Hi All - We made great progress on our low rider, but we seem to have run into a problem.
It appears we shorted out the z control microchip on the Rambo board. It has a small blister on it which I’m assuming was caused by a short.
Since we have the parts from a never built lower rider 2, we are going to use that board (and SKR) to keep things going.
The question for the masses: we assume the board component failed b/c of a short. Is the best way to ensure we prevent that is to tape all connections to avoid the possibility of wires crossing or touching something metal?
Based on forum posts, it is extremely rare to lose only a driver on a Rambo board. I think this is only the third time I’ve read on the forum about a lost driver on a Rambo board in the last three years. Looking more widely at drivers in general, I read more about drivers being blown when they are energizing a motor and then the motor is disconnected than shorting. If it was a short that caused your issue, I’m surprised the fuse did not blow.
We just don’t want to short out another board.
Assuming the possibility of a disconnect rather than a short, consider doing a continuity test on the wires while manipulating the wires with particular attention to the connections.
If all you’ve blown is one driver, you can still use the board in a serial/series configuration. This is a bit more problematic for a Lowrider with the dual Z axes, but, historically, it was common for the MPCNC machines.
You could be right that this went when the motor was energizing and then was inadvertently disconnected. We have struggled with keeping the leads for the z axis that plug into the board to stay engaged.
Are there better methods than the plastic tabs that come with eh wire leads?
Also, our understanding is that you can’t series/serial the z axis.
We have struggled with keeping the leads for the z axis that plug into the board to stay engaged.
Are there better methods than the plastic tabs that come with eh wire leads?
With my electronic projects I do two things:
I include strain relief. I make sure that any external pulling on the wires does not translate to the plug. For my Primo, I brought my wires through a hole in the side of the case, and used zip ties both on the inside and outside of the hole. Pushing and pulling on the wires will not travel to the plug.
I glue the plug connection with low-temp hot glue. I didn’t do this with my Rambo board, but I often do this with other electronic projects.

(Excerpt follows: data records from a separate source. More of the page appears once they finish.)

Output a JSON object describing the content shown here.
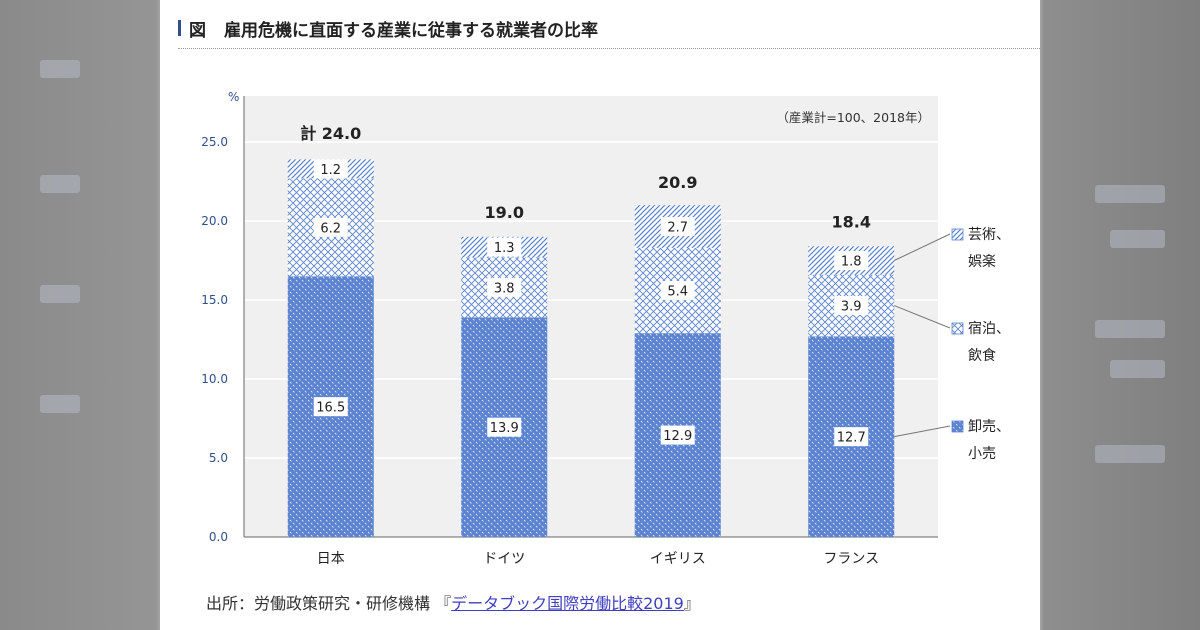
{
  "figure": {
    "label": "図",
    "title": "雇用危機に直面する産業に従事する就業者の比率"
  },
  "source": {
    "prefix": "出所：労働政策研究・研修機構",
    "open_bracket": "『",
    "link_text": "データブック国際労働比較2019",
    "close_bracket": "』"
  },
  "colors": {
    "retail": "#5b83d0",
    "hatch": "#5b83d0",
    "plot_bg": "#f0f0f0",
    "axis_text": "#2f4f8f"
  },
  "chart_data": {
    "type": "bar",
    "stacked": true,
    "title": "雇用危機に直面する産業に従事する就業者の比率",
    "unit_label": "%",
    "note": "（産業計=100、2018年）",
    "categories": [
      "日本",
      "ドイツ",
      "イギリス",
      "フランス"
    ],
    "series": [
      {
        "name": "卸売、小売",
        "legend_lines": [
          "卸売、",
          "小売"
        ],
        "pattern": "dots",
        "values": [
          16.5,
          13.9,
          12.9,
          12.7
        ]
      },
      {
        "name": "宿泊、飲食",
        "legend_lines": [
          "宿泊、",
          "飲食"
        ],
        "pattern": "cross",
        "values": [
          6.2,
          3.8,
          5.4,
          3.9
        ]
      },
      {
        "name": "芸術、娯楽",
        "legend_lines": [
          "芸術、",
          "娯楽"
        ],
        "pattern": "diag",
        "values": [
          1.2,
          1.3,
          2.7,
          1.8
        ]
      }
    ],
    "totals": [
      24.0,
      19.0,
      20.9,
      18.4
    ],
    "total_labels": [
      "計 24.0",
      "19.0",
      "20.9",
      "18.4"
    ],
    "ylim": [
      0,
      28
    ],
    "yticks": [
      0.0,
      5.0,
      10.0,
      15.0,
      20.0,
      25.0
    ],
    "ytick_labels": [
      "0.0",
      "5.0",
      "10.0",
      "15.0",
      "20.0",
      "25.0"
    ],
    "xlabel": "",
    "ylabel": "%",
    "legend_position": "right",
    "grid": true
  }
}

Also, our understanding is that you can’t series/serial the z axis.
I’m not a Lowrider owner, but I don’t believe this is strictly true. With series/serial wiring, you give up electronic homing. If you had a setup where you could square your Z axis mechanically, then I cannot see a problem with series/serial wiring. For example, if you had a parking spot for your machine with a set of well calibrated blocks to rest the Z axis on, then your machine would be nearly as square as if you had electronic homing.

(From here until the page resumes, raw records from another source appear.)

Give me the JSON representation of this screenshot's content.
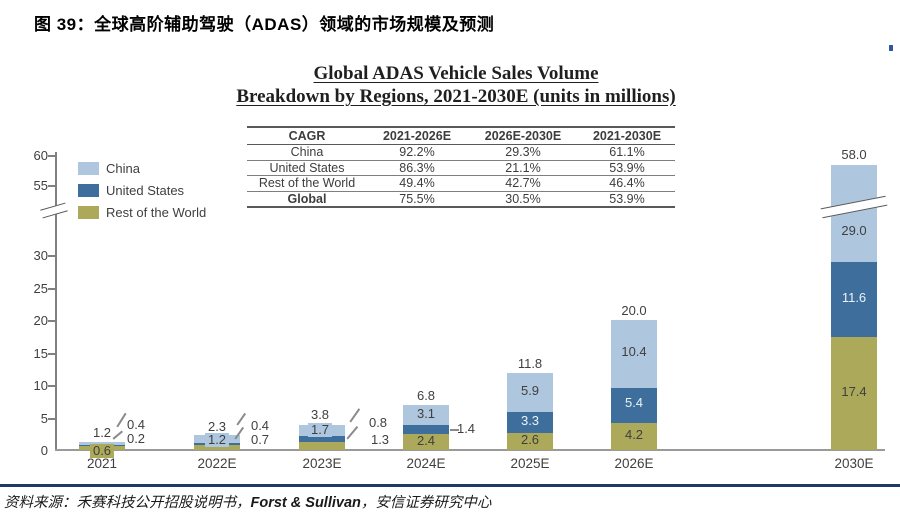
{
  "doc": {
    "title": "图 39：全球高阶辅助驾驶（ADAS）领域的市场规模及预测"
  },
  "chart": {
    "title_line1": "Global ADAS Vehicle Sales Volume",
    "title_line2": "Breakdown by Regions, 2021-2030E (units in millions)"
  },
  "cagr_table": {
    "headers": [
      "CAGR",
      "2021-2026E",
      "2026E-2030E",
      "2021-2030E"
    ],
    "rows": [
      {
        "label": "China",
        "values": [
          "92.2%",
          "29.3%",
          "61.1%"
        ]
      },
      {
        "label": "United States",
        "values": [
          "86.3%",
          "21.1%",
          "53.9%"
        ]
      },
      {
        "label": "Rest of the World",
        "values": [
          "49.4%",
          "42.7%",
          "46.4%"
        ]
      },
      {
        "label": "Global",
        "values": [
          "75.5%",
          "30.5%",
          "53.9%"
        ]
      }
    ]
  },
  "axis": {
    "y_ticks": [
      "60",
      "55",
      "30",
      "25",
      "20",
      "15",
      "10",
      "5",
      "0"
    ]
  },
  "chart_data": {
    "type": "bar",
    "stacked": true,
    "title": "Global ADAS Vehicle Sales Volume Breakdown by Regions, 2021-2030E (units in millions)",
    "categories": [
      "2021",
      "2022E",
      "2023E",
      "2024E",
      "2025E",
      "2026E",
      "2030E"
    ],
    "series": [
      {
        "name": "China",
        "color": "#AEC7DF",
        "values": [
          0.4,
          1.2,
          1.7,
          3.1,
          5.9,
          10.4,
          29.0
        ],
        "labels": [
          "0.4",
          "1.2",
          "1.7",
          "3.1",
          "5.9",
          "10.4",
          "29.0"
        ]
      },
      {
        "name": "United States",
        "color": "#3E6F9C",
        "values": [
          0.2,
          0.4,
          0.8,
          1.4,
          3.3,
          5.4,
          11.6
        ],
        "labels": [
          "0.2",
          "0.4",
          "0.8",
          "1.4",
          "3.3",
          "5.4",
          "11.6"
        ]
      },
      {
        "name": "Rest of the World",
        "color": "#ACA95B",
        "values": [
          0.6,
          0.7,
          1.3,
          2.4,
          2.6,
          4.2,
          17.4
        ],
        "labels": [
          "0.6",
          "0.7",
          "1.3",
          "2.4",
          "2.6",
          "4.2",
          "17.4"
        ]
      }
    ],
    "totals": [
      1.2,
      2.3,
      3.8,
      6.8,
      11.8,
      20.0,
      58.0
    ],
    "total_labels": [
      "1.2",
      "2.3",
      "3.8",
      "6.8",
      "11.8",
      "20.0",
      "58.0"
    ],
    "y_axis_break_between": [
      30,
      55
    ],
    "grid": false,
    "legend_position": "upper-left"
  },
  "source": {
    "prefix": "资料来源：禾赛科技公开招股说明书，",
    "emphasis": "Forst & Sullivan",
    "suffix": "，安信证券研究中心"
  },
  "colors": {
    "navy_rule": "#1F3864",
    "axis": "#808080",
    "label_text": "#3F3F3F"
  }
}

I second this. After you have confirmed the wiring is correct.
We used to use this technique when wiring board in offroad robots. If it is good enough for that vibration, it is good enough for sitting in the garage. It also does clean up easily, preferring to stick to itself. Just make sure you cut it enough (when removing it) to not make a loop around your plastic connectors. We used to just glue one side of the connector to make them easier to remove. The point of the glue isn’t to fight someone who tripped over the cable. It is just to keep the micrometer vibrations from adding up to make the cable loose.

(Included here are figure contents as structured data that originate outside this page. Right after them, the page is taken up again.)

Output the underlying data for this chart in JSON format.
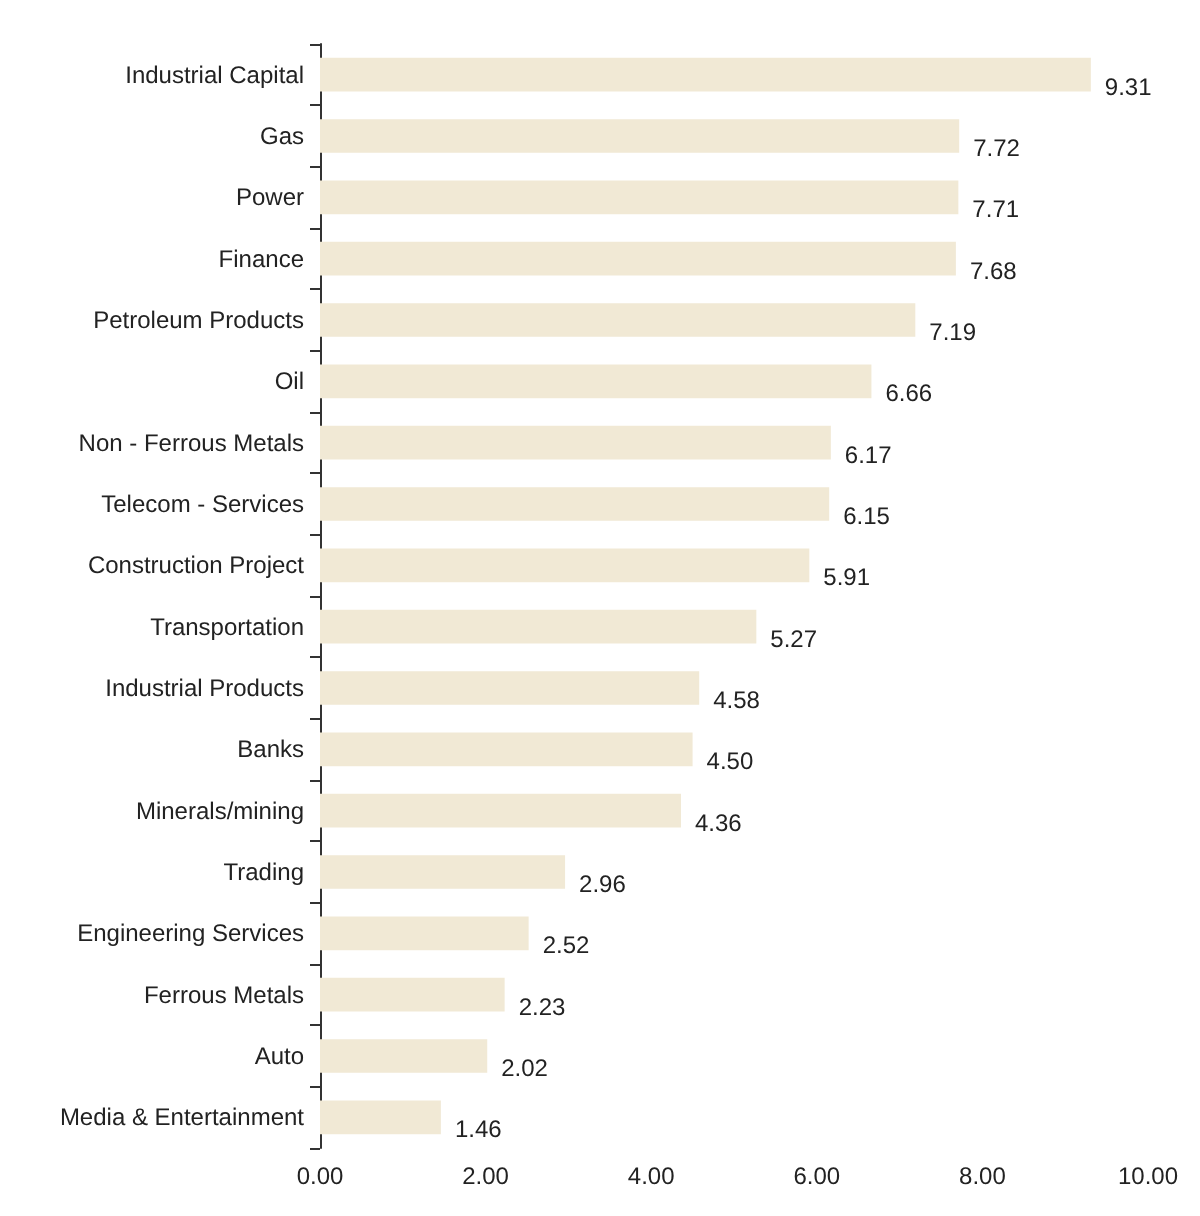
{
  "chart_data": {
    "type": "bar",
    "orientation": "horizontal",
    "categories": [
      "Industrial Capital",
      "Gas",
      "Power",
      "Finance",
      "Petroleum Products",
      "Oil",
      "Non - Ferrous Metals",
      "Telecom - Services",
      "Construction Project",
      "Transportation",
      "Industrial Products",
      "Banks",
      "Minerals/mining",
      "Trading",
      "Engineering Services",
      "Ferrous Metals",
      "Auto",
      "Media & Entertainment"
    ],
    "values": [
      9.31,
      7.72,
      7.71,
      7.68,
      7.19,
      6.66,
      6.17,
      6.15,
      5.91,
      5.27,
      4.58,
      4.5,
      4.36,
      2.96,
      2.52,
      2.23,
      2.02,
      1.46
    ],
    "value_labels": [
      "9.31",
      "7.72",
      "7.71",
      "7.68",
      "7.19",
      "6.66",
      "6.17",
      "6.15",
      "5.91",
      "5.27",
      "4.58",
      "4.50",
      "4.36",
      "2.96",
      "2.52",
      "2.23",
      "2.02",
      "1.46"
    ],
    "color": "#f1e9d5",
    "xlim": [
      0,
      10
    ],
    "xticks": [
      {
        "value": 0,
        "label": "0.00"
      },
      {
        "value": 2,
        "label": "2.00"
      },
      {
        "value": 4,
        "label": "4.00"
      },
      {
        "value": 6,
        "label": "6.00"
      },
      {
        "value": 8,
        "label": "8.00"
      },
      {
        "value": 10,
        "label": "10.00"
      }
    ],
    "grid": false
  }
}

The drivers do generate heat. They self protect, so I don’t think this is why yours popped. But any protection of them should include letting them lose that heat. On the rambo, overheated drivers shut down. On the skr, the tmc drivers reduce the current, which can cause lost steps.
An enclosure with some vents is usually sufficient. If you want to be extra safe, and enclosure with a vent fan, and if you’re milling metal, a filter is extra safe.